TV Scope I smack and I'm proud, UTV, Thursday, September 21st
The UTV programme, I Smack and I'm Proud, demonstrated disturbing levels of violence perpetrated by parents on their children under the guise of justifiable smacking. The images were stark and distressing to anyone who has any respect for the dignity and rights of the child.
The programme described itself as an examination of corporal punishment, analysing the behaviour of five sets of parents who believe smacking is an appropriate means of disciplining their children.
There followed disturbing depictions: particularly the single mother's relentless coercion of her sons, which interspersed verbal abuse with physical assault. Wielding kitchen utensils, she hit her children until the older boy hit her back. "I want my children to fear me," she said, "fear what I will do to them." She appeared to have achieved her goal.
Then there was the mother of two daughters who assured the viewer that smacking never did her any harm. The connection with her own harsh upbringing and later history of imprisonment for assault escaped her.
The "Christian" parents of five children were shown rearing them with Biblical justification based on "spare the rod and spoil the child".
But the image of a sad little boy distressed at being slapped for no apparent reason must send a message that this transgenerational abuse will not end until it is against the law to smack a child and until parents are helped to discipline differently - in gentle, confident non-violent ways. The tragedy of smacking is that those most brutally parented often parent their own children in the same way.
The programme, as an analysis of smacking, was disappointing. There was inadequate commentary on the horrors depicted and insufficient academic discussion about the vast research that shows the damage even "ordinary" smacking inflicts. Professional intervention was weak, with few tips on alternatives to smacking, and no details of helpline numbers or websites were given.
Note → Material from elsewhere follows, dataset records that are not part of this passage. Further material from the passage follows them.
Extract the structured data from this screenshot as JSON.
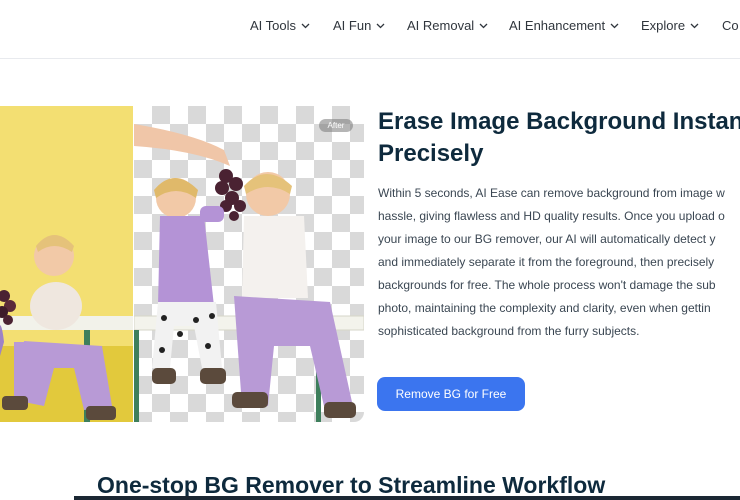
{
  "nav": {
    "items": [
      {
        "label": "AI Tools"
      },
      {
        "label": "AI Fun"
      },
      {
        "label": "AI Removal"
      },
      {
        "label": "AI Enhancement"
      },
      {
        "label": "Explore"
      },
      {
        "label": "Co"
      }
    ]
  },
  "hero": {
    "badge": "After",
    "title_line1": "Erase Image Background Instan",
    "title_line2": "Precisely",
    "body_lines": [
      "Within 5 seconds, AI Ease can remove background from image w",
      "hassle, giving flawless and HD quality results. Once you upload o",
      "your image to our BG remover, our AI will automatically detect y",
      "and immediately separate it from the foreground, then precisely",
      "backgrounds for free. The whole process won't damage the sub",
      "photo, maintaining the complexity and clarity, even when gettin",
      "sophisticated background from the furry subjects."
    ],
    "cta_label": "Remove BG for Free"
  },
  "section": {
    "title": "One-stop BG Remover to Streamline Workflow"
  },
  "colors": {
    "accent": "#3b75ef",
    "heading": "#0e2a3d",
    "before_bg": "#f3df72"
  }
}
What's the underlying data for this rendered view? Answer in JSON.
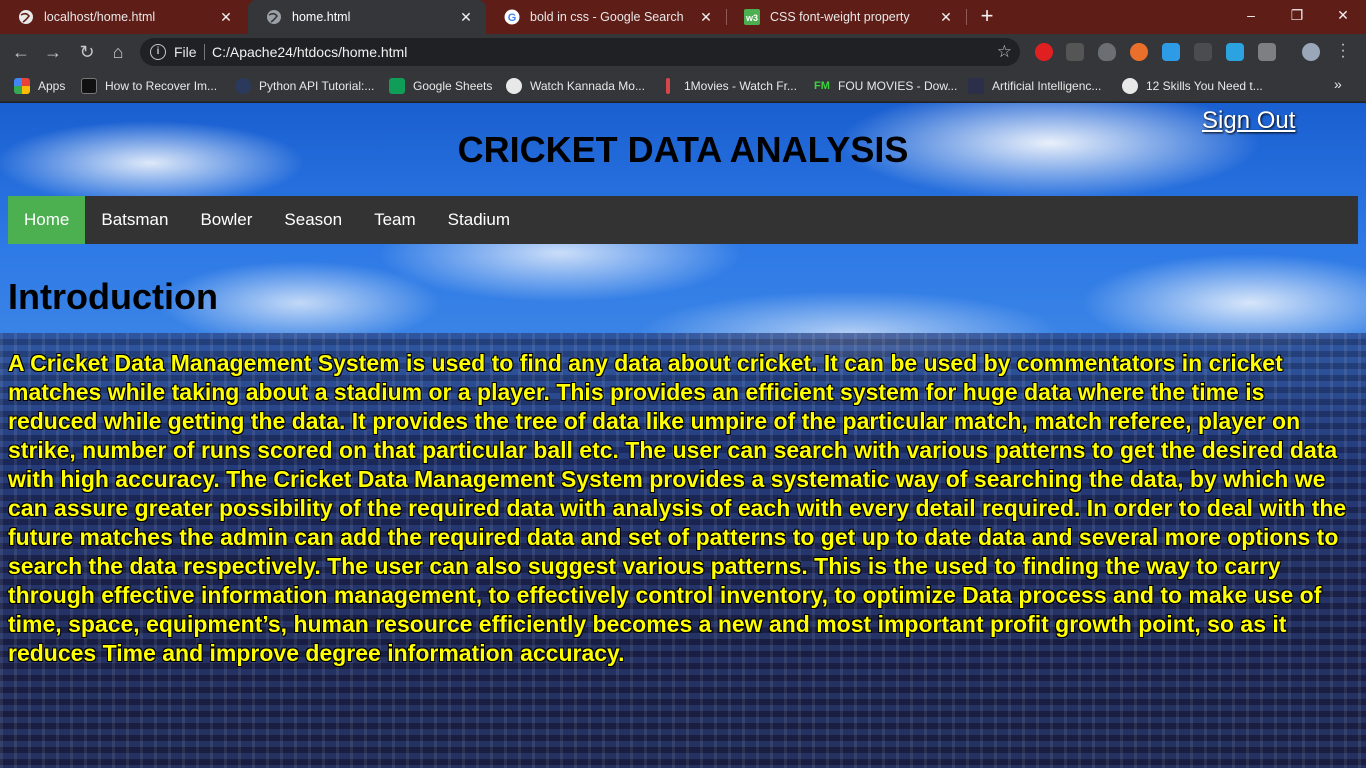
{
  "browser": {
    "tabs": [
      {
        "title": "localhost/home.html",
        "active": false
      },
      {
        "title": "home.html",
        "active": true
      },
      {
        "title": "bold in css - Google Search",
        "active": false
      },
      {
        "title": "CSS font-weight property",
        "active": false
      }
    ],
    "address": {
      "scheme": "File",
      "url": "C:/Apache24/htdocs/home.html"
    },
    "bookmarks": [
      {
        "label": "Apps",
        "icon": "apps-grid-icon"
      },
      {
        "label": "How to Recover Im...",
        "icon": "htg-icon"
      },
      {
        "label": "Python API Tutorial:...",
        "icon": "python-icon"
      },
      {
        "label": "Google Sheets",
        "icon": "sheets-icon"
      },
      {
        "label": "Watch Kannada Mo...",
        "icon": "globe-icon"
      },
      {
        "label": "1Movies - Watch Fr...",
        "icon": "movies-icon"
      },
      {
        "label": "FOU MOVIES - Dow...",
        "icon": "fm-icon"
      },
      {
        "label": "Artificial Intelligenc...",
        "icon": "ai-icon"
      },
      {
        "label": "12 Skills You Need t...",
        "icon": "globe-icon"
      }
    ],
    "colors": {
      "tabstrip": "#5e1d16",
      "toolbar": "#35363a"
    }
  },
  "page": {
    "signout": "Sign Out",
    "title": "CRICKET DATA ANALYSIS",
    "nav": [
      {
        "label": "Home",
        "active": true
      },
      {
        "label": "Batsman",
        "active": false
      },
      {
        "label": "Bowler",
        "active": false
      },
      {
        "label": "Season",
        "active": false
      },
      {
        "label": "Team",
        "active": false
      },
      {
        "label": "Stadium",
        "active": false
      }
    ],
    "intro_heading": "Introduction",
    "intro_text": "A Cricket Data Management System is used to find any data about cricket. It can be used by commentators in cricket matches while taking about a stadium or a player. This provides an efficient system for huge data where the time is reduced while getting the data. It provides the tree of data like umpire of the particular match, match referee, player on strike, number of runs scored on that particular ball etc. The user can search with various patterns to get the desired data with high accuracy. The Cricket Data Management System provides a systematic way of searching the data, by which we can assure greater possibility of the required data with analysis of each with every detail required. In order to deal with the future matches the admin can add the required data and set of patterns to get up to date data and several more options to search the data respectively. The user can also suggest various patterns. This is the used to finding the way to carry through effective information management, to effectively control inventory, to optimize Data process and to make use of time, space, equipment’s, human resource efficiently becomes a new and most important profit growth point, so as it reduces Time and improve degree information accuracy.",
    "colors": {
      "nav_bg": "#333333",
      "nav_active": "#4caf50",
      "intro_text": "#ffff00"
    }
  }
}
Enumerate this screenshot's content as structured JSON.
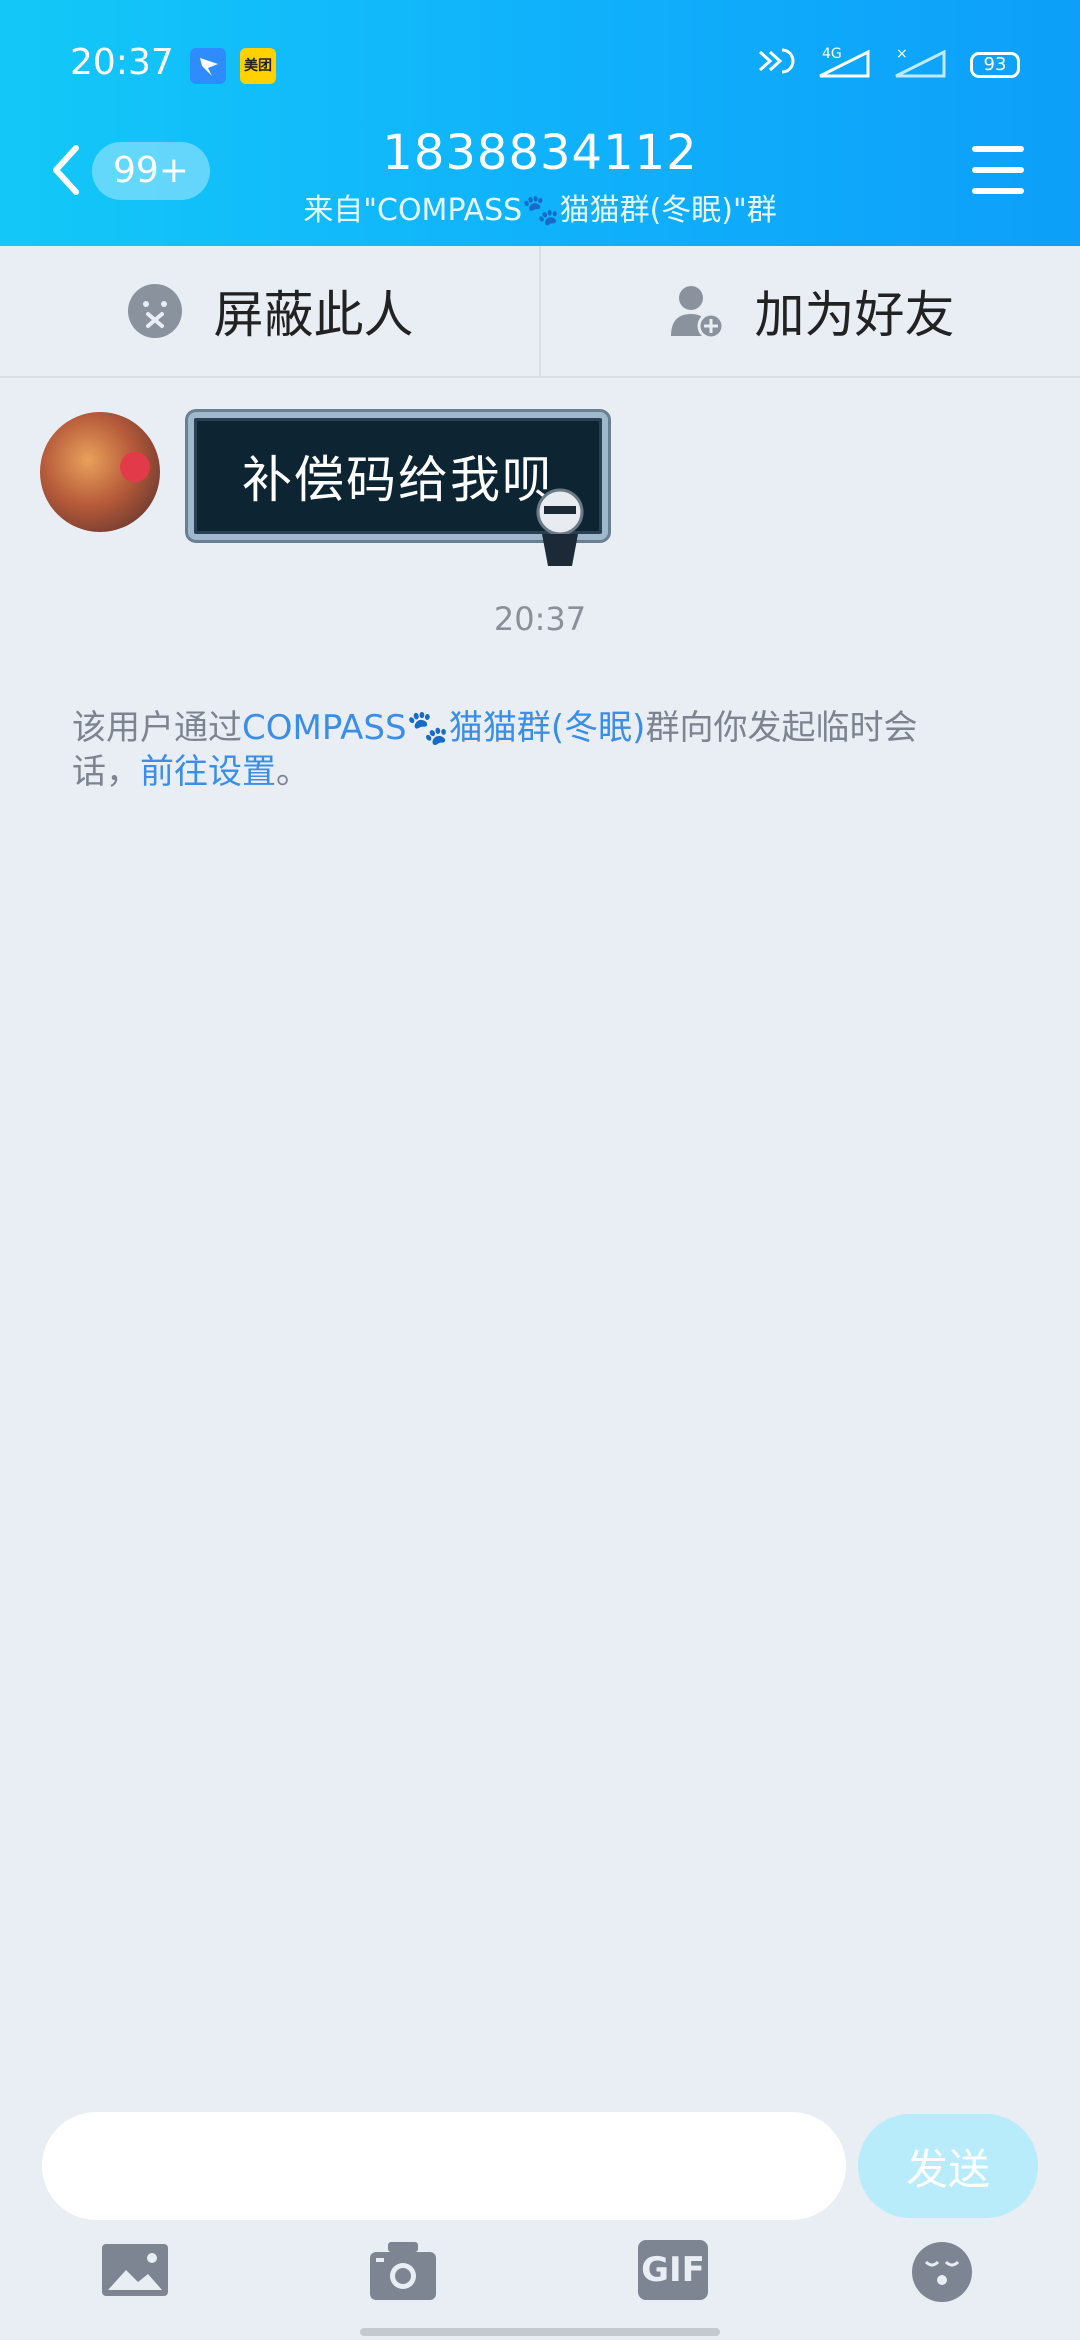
{
  "status_bar": {
    "time": "20:37",
    "app_icons": [
      "dingtalk-icon",
      "meituan-icon"
    ],
    "meituan_label": "美团",
    "network_label": "4G",
    "battery": "93"
  },
  "header": {
    "unread_count": "99+",
    "title": "1838834112",
    "subtitle": "来自\"COMPASS🐾猫猫群(冬眠)\"群"
  },
  "actions": {
    "block_label": "屏蔽此人",
    "add_friend_label": "加为好友"
  },
  "chat": {
    "message_text": "补偿码给我呗",
    "timestamp": "20:37",
    "notice_prefix": "该用户通过",
    "notice_group": "COMPASS🐾猫猫群(冬眠)",
    "notice_middle": "群向你发起临时会话，",
    "notice_link": "前往设置",
    "notice_suffix": "。"
  },
  "input": {
    "placeholder": "",
    "send_label": "发送"
  },
  "toolbar": {
    "gif_label": "GIF",
    "items": [
      "image-icon",
      "camera-icon",
      "gif-icon",
      "emoji-icon"
    ]
  },
  "colors": {
    "header_gradient_start": "#13c8f8",
    "header_gradient_end": "#0d9ff9",
    "link": "#3a8ee6",
    "send_button": "#b9ecfb",
    "background": "#e9edf4"
  }
}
The parents were as much to be pitied as their children and they were as much in need of help to learn new ways of interacting as their children needed to be released from the terror of their family lives.
Yet the programme probably made an anti-smacking case better than any debate could. What was visible were wounded adults venting their rage. And the more the children were smacked, the more out of control they became.
Indeed, the children's responses showed what adults who inflict harsh discipline have too long tried to deny, that is, smacking does not work and violence begets violence.
The most prophetic words came from the 11-year-old who said: "Smacking doesn't teach us a lesson, or teach us not to do it, it just makes us angry, bottles up all our rage and then one day we will just take it out, or something."